100 years ago, in 1922, Niels Bohr received the Nobel prize for his work on the structure of atoms. He had a huge impact on particle physics. No doubt about it. He was, and still is, a great inspiration to physicists all over the world.
This evening, Planetarium, the Niels Bohr Institute, and three internationally acknowledged researchers will give you a personal and scientific insight into the legacy of Niels Bohr.
When Professor Manuel Calderón de la Barca Sánchez from University of California visited Copenhagen in November 2021 he went to Niels Bohr’s gravestone and had his picture taken. A place with memorial status for particle physicists. Now Manuel is back in Copenhagen to celebrate the legacy of Niels Bohr together with colleagues from the Niels Bohr Institute.

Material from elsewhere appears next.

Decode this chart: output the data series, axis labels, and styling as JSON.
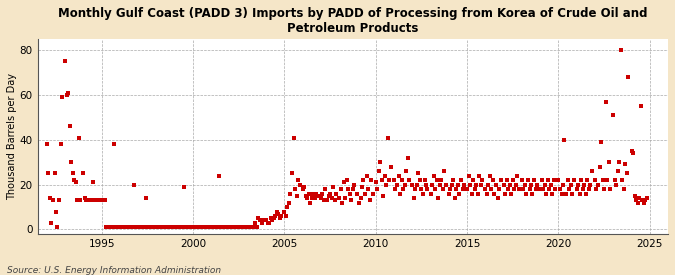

Associate Professor Stefania Xella is studying the smallest elements of matter at CERN; the so-called elementary particles which help us understand the properties of the early universe. Apart from trying to understand the composition of the universe, she also spends her time improving the physics education at the Niels Bohr Institute as Deputy Head for Education. This evening, she will elaborate on the responsibility and honor involved in working at the Niels Bohr Institute.
As the Principal Investigator on the Villum Young Investigator Program, Dr. You Zhou is working on creating tiny droplets of early universe in the laboratory at CERN. When You Zhou guests Planetarium, he will talk about his work at CERN and how unique it is for a physicist to work at the Niels Bohr Institute in the very same halls Niels Bohr once walked.Today, CERN is the center of gravity for particle physics, but the Niels Bohr Institute still plays an important and vital role in particle physics. The movie “Secrets of the Universe”, which you will experience in the beginning of this evening, gives you an insight into how the spirit of Niels Bohr is alive at CERN although he never lived to experience the experiments. But he did lay out his openminded and scientific view of the world for the next generations to follow.